Cela dit, il me semble que quand on parle du vieil immigré, du chibani, on en reste trop souvent à une figure de victime et à des clichés misérabilistes. C'est sans doute ce mouvement cantonnant ces vieux immigrés dans un rôle de victimes qui nous empêche de les regarder comme des sujets. En effet, ils ont aussi une mémoire, une mémoire de lutte, et je voudrais insister là-dessus pour dépasser certains clichés publics : malgré l'expérience et l'épreuve de l'invisibilité sociale, ces immigrés ont été et voudraient demeurer acteurs de leur propre vie et de leur propre histoire. On oublie, par exemple, le rôle essentiel qu'ont joué les immigrés de première génération dans le mouvement nationaliste algérien. Nous sommes quelques trop rares chercheurs à avoir travaillé sur l'histoire politique des immigrations postcoloniales. Les immigrés ont été présents dans le mouvement ouvrier et dans d'autres luttes sociales qui ont marqué le XXe siècle.

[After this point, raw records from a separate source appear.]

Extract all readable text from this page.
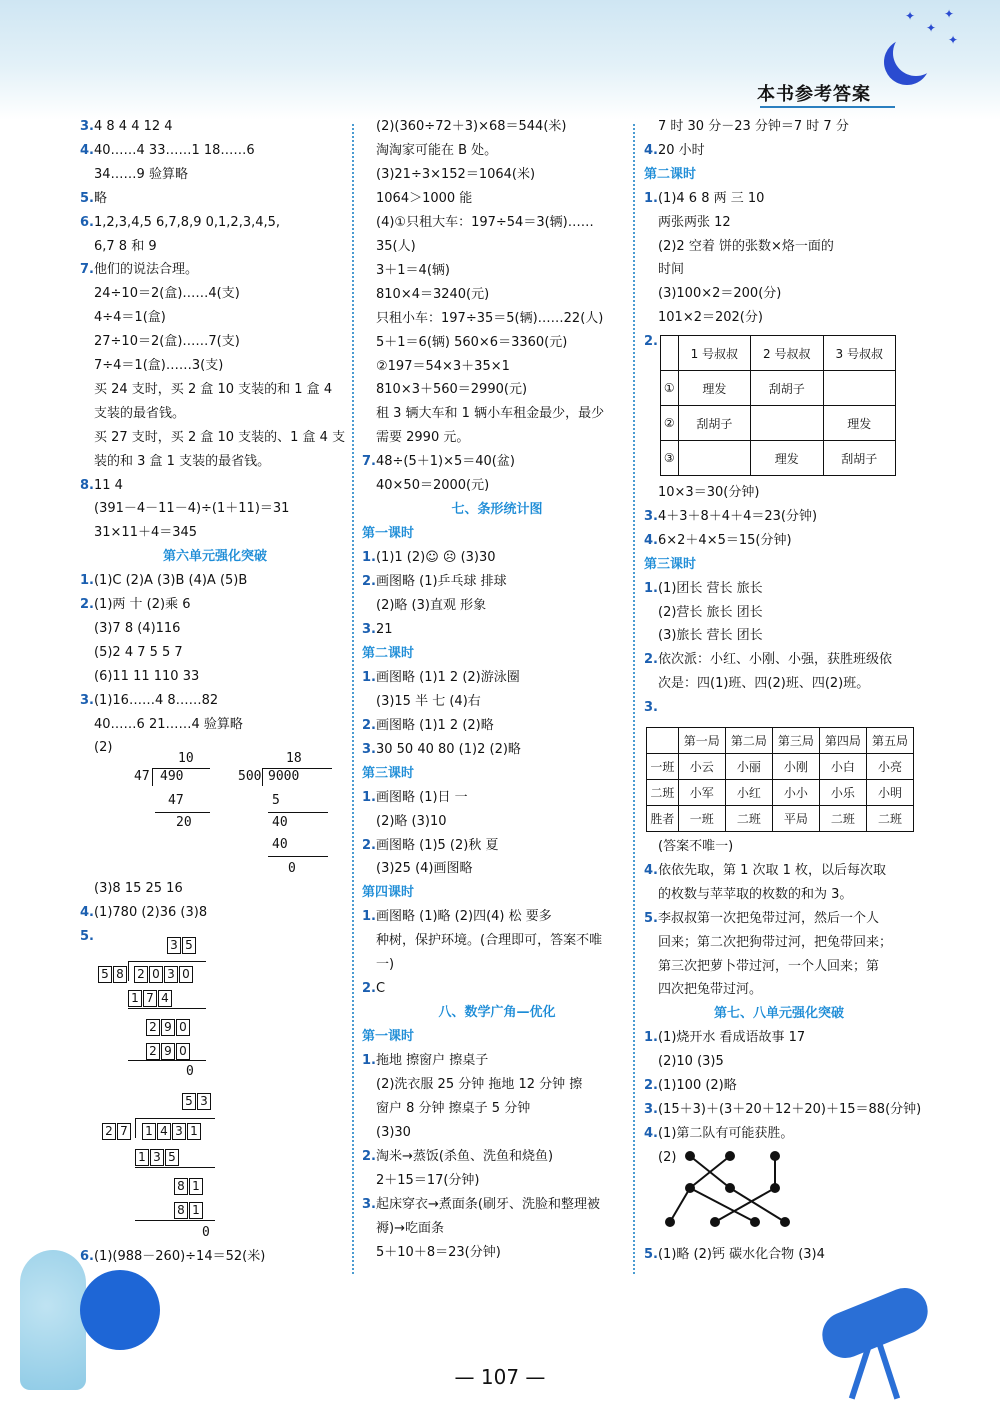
✦
✦
✦
✦
本书参考答案
3.4 8 4 4 12 4
4.40……4 33……1 18……6
34……9 验算略
5.略
6.1,2,3,4,5 6,7,8,9 0,1,2,3,4,5,
6,7 8 和 9
7.他们的说法合理。
24÷10＝2(盒)……4(支)
4÷4＝1(盒)
27÷10＝2(盒)……7(支)
7÷4＝1(盒)……3(支)
买 24 支时，买 2 盒 10 支装的和 1 盒 4
支装的最省钱。
买 27 支时，买 2 盒 10 支装的、1 盒 4 支
装的和 3 盒 1 支装的最省钱。
8.11 4
(391－4－11－4)÷(1＋11)＝31
31×11＋4＝345
第六单元强化突破
1.(1)C (2)A (3)B (4)A (5)B
2.(1)两 十 (2)乘 6
(3)7 8 (4)116
(5)2 4 7 5 5 7
(6)11 11 110 33
3.(1)16……4 8……82
40……6 21……4 验算略
(2)
(3)8 15 25 16
4.(1)780 (2)36 (3)8
5.
6.(1)(988－260)÷14＝52(米)
(2)(360÷72＋3)×68＝544(米)
淘淘家可能在 B 处。
(3)21÷3×152＝1064(米)
1064＞1000 能
(4)①只租大车：197÷54＝3(辆)……
35(人)
3＋1＝4(辆)
810×4＝3240(元)
只租小车：197÷35＝5(辆)……22(人)
5＋1＝6(辆) 560×6＝3360(元)
②197＝54×3＋35×1
810×3＋560＝2990(元)
租 3 辆大车和 1 辆小车租金最少，最少
需要 2990 元。
7.48÷(5＋1)×5＝40(盆)
40×50＝2000(元)
七、条形统计图
第一课时
1.(1)1 (2)☺ ☹ (3)30
2.画图略 (1)乒乓球 排球
(2)略 (3)直观 形象
3.21
第二课时
1.画图略 (1)1 2 (2)游泳圈
(3)15 半 七 (4)右
2.画图略 (1)1 2 (2)略
3.30 50 40 80 (1)2 (2)略
第三课时
1.画图略 (1)日 一
(2)略 (3)10
2.画图略 (1)5 (2)秋 夏
(3)25 (4)画图略
第四课时
1.画图略 (1)略 (2)四(4) 松 要多
种树，保护环境。(合理即可，答案不唯
一)
2.C
八、数学广角—优化
第一课时
1.拖地 擦窗户 擦桌子
(2)洗衣服 25 分钟 拖地 12 分钟 擦
窗户 8 分钟 擦桌子 5 分钟
(3)30
2.淘米→蒸饭(杀鱼、洗鱼和烧鱼)
2＋15＝17(分钟)
3.起床穿衣→煮面条(刷牙、洗脸和整理被
褥)→吃面条
5＋10＋8＝23(分钟)
7 时 30 分－23 分钟＝7 时 7 分
4.20 小时
第二课时
1.(1)4 6 8 两 三 10
两张两张 12
(2)2 空着 饼的张数×烙一面的
时间
(3)100×2＝200(分)
101×2＝202(分)
2.
10×3＝30(分钟)
3.4＋3＋8＋4＋4＝23(分钟)
4.6×2＋4×5＝15(分钟)
第三课时
1.(1)团长 营长 旅长
(2)营长 旅长 团长
(3)旅长 营长 团长
2.依次派：小红、小刚、小强，获胜班级依
次是：四(1)班、四(2)班、四(2)班。
3.
(答案不唯一)
4.依依先取，第 1 次取 1 枚，以后每次取
的枚数与苹苹取的枚数的和为 3。
5.李叔叔第一次把兔带过河，然后一个人
回来；第二次把狗带过河，把兔带回来；
第三次把萝卜带过河，一个人回来；第
四次把兔带过河。
第七、八单元强化突破
1.(1)烧开水 看成语故事 17
(2)10 (3)5
2.(1)100 (2)略
3.(15＋3)＋(3＋20＋12＋20)＋15＝88(分钟)
4.(1)第二队有可能获胜。
(2)
5.(1)略 (2)钙 碳水化合物 (3)4
10
47 490
47
20
18
500 9000
5
40
40
0
3 5
5 8	2 0 3 0
1 7 4
2 9 0
2 9 0
0
5 3
2 7	1 4 3 1
1 3 5
8 1
8 1
0
	1 号叔叔	2 号叔叔	3 号叔叔
①	理发	刮胡子	
②	刮胡子		理发
③		理发	刮胡子
	第一局	第二局	第三局	第四局	第五局
一班	小云	小丽	小刚	小白	小亮
二班	小军	小红	小小	小乐	小明
胜者	一班	二班	平局	二班	二班
— 107 —
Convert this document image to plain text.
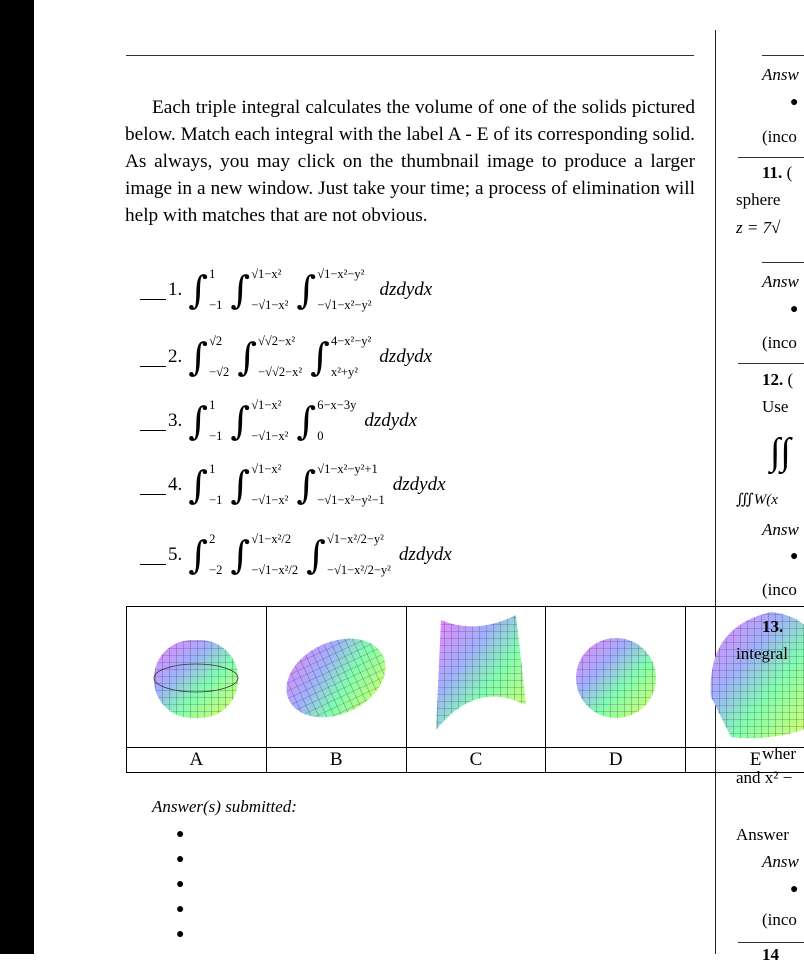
Each triple integral calculates the volume of one of the solids pictured below. Match each integral with the label A - E of its corresponding solid. As always, you may click on the thumbnail image to produce a larger image in a new window. Just take your time; a process of elimination will help with matches that are not obvious.

1. ∫ 1
−1 ∫ √1−x²
−√1−x² ∫ √1−x²−y²
−√1−x²−y²
dzdydx
2. ∫ √2
−√2 ∫ √√2−x²
−√√2−x² ∫ 4−x²−y²
x²+y²
dzdydx
3. ∫ 1
−1 ∫ √1−x²
−√1−x² ∫ 6−x−3y
0
dzdydx
4. ∫ 1
−1 ∫ √1−x²
−√1−x² ∫ √1−x²−y²+1
−√1−x²−y²−1
dzdydx
5. ∫ 2
−2 ∫ √1−x²/2
−√1−x²/2 ∫ √1−x²/2−y²
−√1−x²/2−y²
dzdydx

A	B	C	D	E
Answer(s) submitted:
●
●
●
●
●
Answ
●
(inco
11. (
sphere
z = 7√
Answ
●
(inco
12. (
Use
∫∫
∭W(x
Answ
●
(inco
13.
integral
wher
and x² −
Answer
Answ
●
(inco
14
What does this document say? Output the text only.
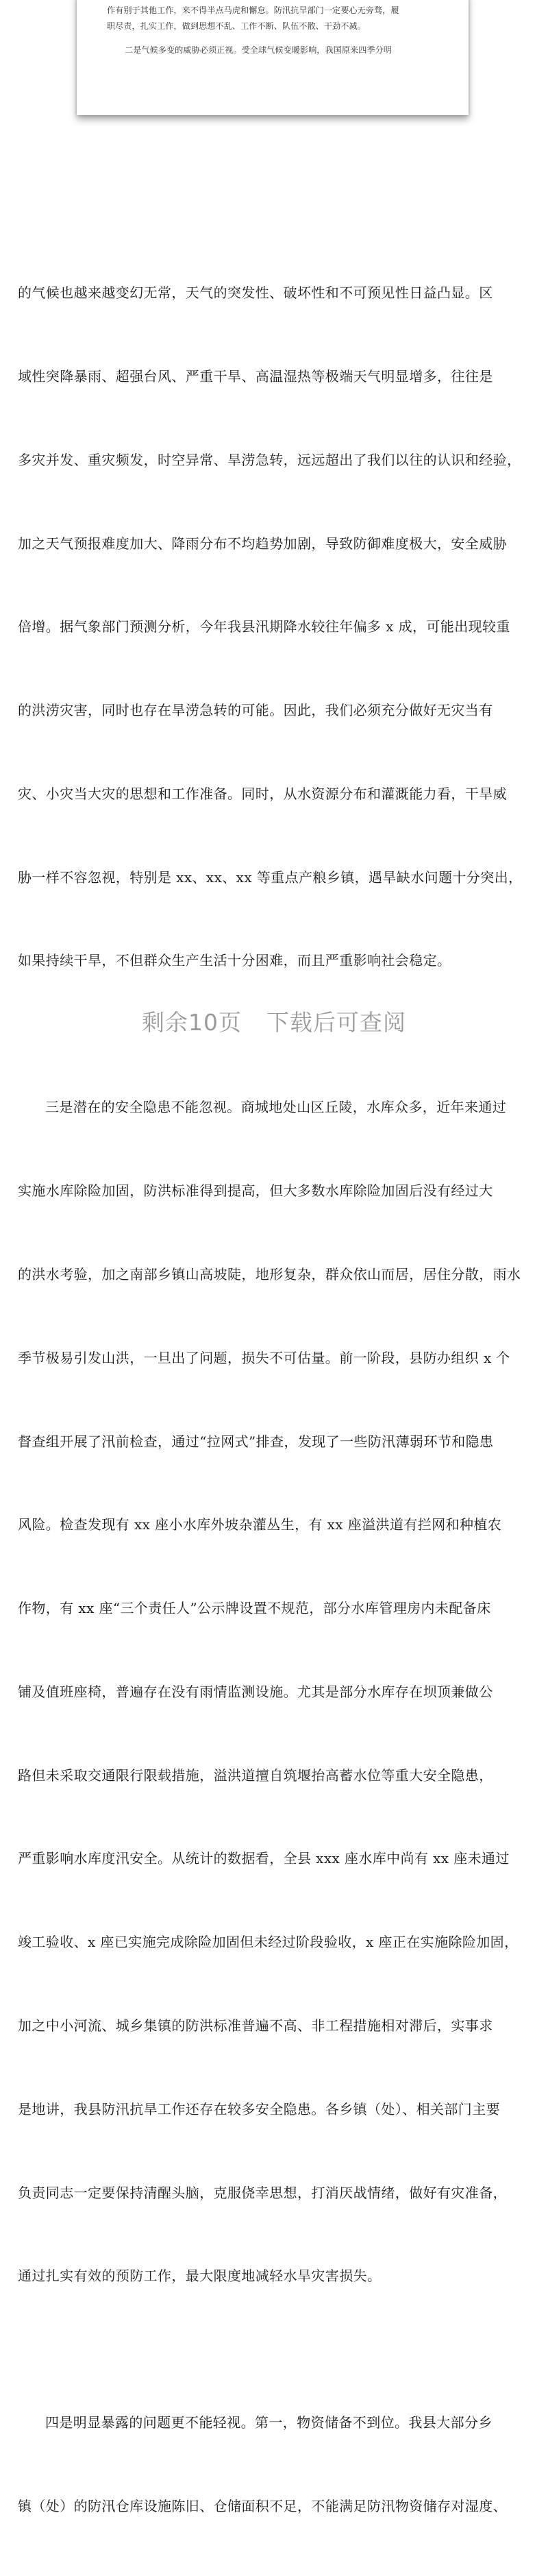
作有别于其他工作，来不得半点马虎和懈怠。防汛抗旱部门一定要心无旁骛，履

职尽责，扎实工作，做到思想不乱、工作不断、队伍不散、干劲不减。

二是气候多变的威胁必须正视。受全球气候变暖影响，我国原来四季分明

的气候也越来越变幻无常，天气的突发性、破坏性和不可预见性日益凸显。区

域性突降暴雨、超强台风、严重干旱、高温湿热等极端天气明显增多，往往是

多灾并发、重灾频发，时空异常、旱涝急转，远远超出了我们以往的认识和经验，

加之天气预报难度加大、降雨分布不均趋势加剧，导致防御难度极大，安全威胁

倍增。据气象部门预测分析，今年我县汛期降水较往年偏多 x 成，可能出现较重

的洪涝灾害，同时也存在旱涝急转的可能。因此，我们必须充分做好无灾当有

灾、小灾当大灾的思想和工作准备。同时，从水资源分布和灌溉能力看，干旱威

胁一样不容忽视，特别是 xx、xx、xx 等重点产粮乡镇，遇旱缺水问题十分突出，

如果持续干旱，不但群众生产生活十分困难，而且严重影响社会稳定。

三是潜在的安全隐患不能忽视。商城地处山区丘陵，水库众多，近年来通过

实施水库除险加固，防洪标准得到提高，但大多数水库除险加固后没有经过大

的洪水考验，加之南部乡镇山高坡陡，地形复杂，群众依山而居，居住分散，雨水

季节极易引发山洪，一旦出了问题，损失不可估量。前一阶段，县防办组织 x 个

督查组开展了汛前检查，通过“拉网式”排查，发现了一些防汛薄弱环节和隐患

风险。检查发现有 xx 座小水库外坡杂灌丛生，有 xx 座溢洪道有拦网和种植农

作物，有 xx 座“三个责任人”公示牌设置不规范，部分水库管理房内未配备床

铺及值班座椅，普遍存在没有雨情监测设施。尤其是部分水库存在坝顶兼做公

路但未采取交通限行限载措施，溢洪道擅自筑堰抬高蓄水位等重大安全隐患，

严重影响水库度汛安全。从统计的数据看，全县 xxx 座水库中尚有 xx 座未通过

竣工验收、x 座已实施完成除险加固但未经过阶段验收，x 座正在实施除险加固，

加之中小河流、城乡集镇的防洪标准普遍不高、非工程措施相对滞后，实事求

是地讲，我县防汛抗旱工作还存在较多安全隐患。各乡镇（处）、相关部门主要

负责同志一定要保持清醒头脑，克服侥幸思想，打消厌战情绪，做好有灾准备，

通过扎实有效的预防工作，最大限度地减轻水旱灾害损失。

四是明显暴露的问题更不能轻视。第一，物资储备不到位。我县大部分乡

镇（处）的防汛仓库设施陈旧、仓储面积不足，不能满足防汛物资储存对湿度、

剩余10页 下载后可查阅
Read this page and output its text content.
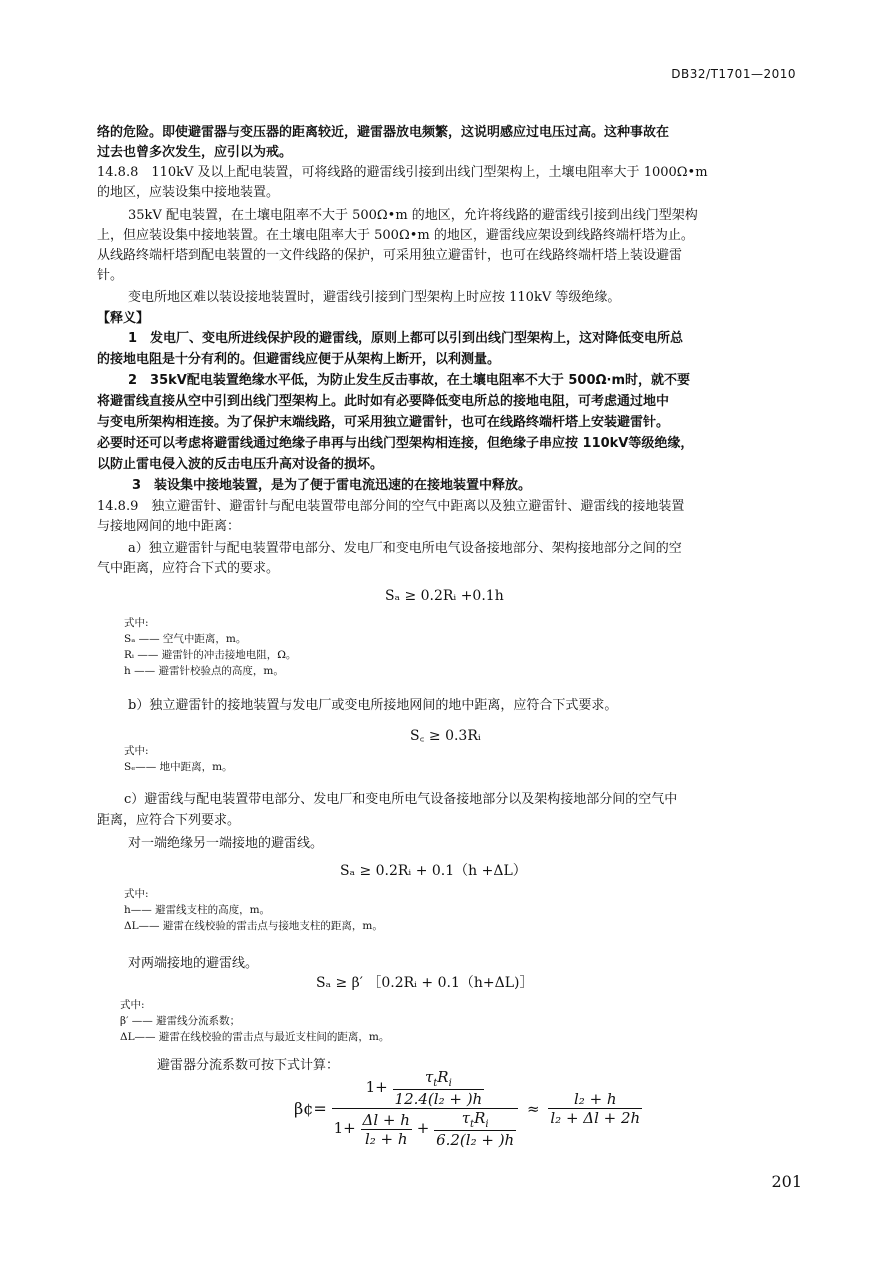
DB32/T1701—2010
络的危险。即使避雷器与变压器的距离较近，避雷器放电频繁，这说明感应过电压过高。这种事故在
过去也曾多次发生，应引以为戒。
14.8.8　110kV 及以上配电装置，可将线路的避雷线引接到出线门型架构上，土壤电阻率大于 1000Ω•m
的地区，应装设集中接地装置。
35kV 配电装置，在土壤电阻率不大于 500Ω•m 的地区，允许将线路的避雷线引接到出线门型架构
上，但应装设集中接地装置。在土壤电阻率大于 500Ω•m 的地区，避雷线应架设到线路终端杆塔为止。
从线路终端杆塔到配电装置的一文件线路的保护，可采用独立避雷针，也可在线路终端杆塔上装设避雷
针。
变电所地区难以装设接地装置时，避雷线引接到门型架构上时应按 110kV 等级绝缘。
【释义】
1　发电厂、变电所进线保护段的避雷线，原则上都可以引到出线门型架构上，这对降低变电所总
的接地电阻是十分有利的。但避雷线应便于从架构上断开，以利测量。
2　35kV配电装置绝缘水平低，为防止发生反击事故，在土壤电阻率不大于 500Ω·m时，就不要
将避雷线直接从空中引到出线门型架构上。此时如有必要降低变电所总的接地电阻，可考虑通过地中
与变电所架构相连接。为了保护末端线路，可采用独立避雷针，也可在线路终端杆塔上安装避雷针。
必要时还可以考虑将避雷线通过绝缘子串再与出线门型架构相连接，但绝缘子串应按 110kV等级绝缘，
以防止雷电侵入波的反击电压升高对设备的损坏。
3　装设集中接地装置，是为了便于雷电流迅速的在接地装置中释放。
14.8.9　独立避雷针、避雷针与配电装置带电部分间的空气中距离以及独立避雷针、避雷线的接地装置
与接地网间的地中距离：
a）独立避雷针与配电装置带电部分、发电厂和变电所电气设备接地部分、架构接地部分之间的空
气中距离，应符合下式的要求。
b）独立避雷针的接地装置与发电厂或变电所接地网间的地中距离，应符合下式要求。
c）避雷线与配电装置带电部分、发电厂和变电所电气设备接地部分以及架构接地部分间的空气中
距离，应符合下列要求。
对一端绝缘另一端接地的避雷线。
对两端接地的避雷线。
避雷器分流系数可按下式计算：
Sₐ ≥ 0.2Rᵢ +0.1h
S꜀ ≥ 0.3Rᵢ
Sₐ ≥ 0.2Rᵢ + 0.1（h +ΔL）
Sₐ ≥ β′ ［0.2Rᵢ + 0.1（h+ΔL)］
式中:
Sₐ —— 空气中距离，m。
Rᵢ —— 避雷针的冲击接地电阻，Ω。
h —— 避雷针校验点的高度，m。
式中:
Sₑ—— 地中距离，m。
式中:
h—— 避雷线支柱的高度，m。
ΔL—— 避雷在线校验的雷击点与接地支柱的距离，m。
式中:
β′ —— 避雷线分流系数；
ΔL—— 避雷在线校验的雷击点与最近支柱间的距离，m。
β¢=
$1+ \frac{\tau_tR_i}{\text{12.4(l₂ + )h}}$
$1+ \frac{\Delta l + h}{\text{l₂ + h}} + \frac{\tau_tR_i}{\text{6.2(l₂ + )h}}$
≈ $\frac{\text{l₂ + h}}{\text{l₂ + Δl + 2h}}$
201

Même s'ils sont des oubliés de l'histoire, ces vieux immigrés sont des hommes fiers. Ils ne sont pas réductibles à des hommes machines ou des bras ramasseurs de poubelles. Il faudrait donc les tenir aussi pour les protagonistes de la même histoire que nous racontons sur nous-mêmes. Je cite à ce propos le philosophe Paul Ricoeur : « L'intolérance à leur égard est plus qu'une injustice, c'est une méconnaissance de nous-mêmes en tant que personnages collectifs dans le récit qui instaure notre identité narrative. »

Donc, au-delà de la dette à l'égard de ces personnes qui ont aidé à la construction de la France, je crois que la question des chibanis est un enjeu de mémoire et d'histoire, un enjeu de reconnaissance essentiel, non seulement pour les héritiers de l'immigration mais, plus largement, pour l'ensemble de la société française. Il me semble en effet qu'il est grand temps que notre société reconnaisse sereinement son identité plurielle et qu'elle assume, notamment, son histoire coloniale et son héritage.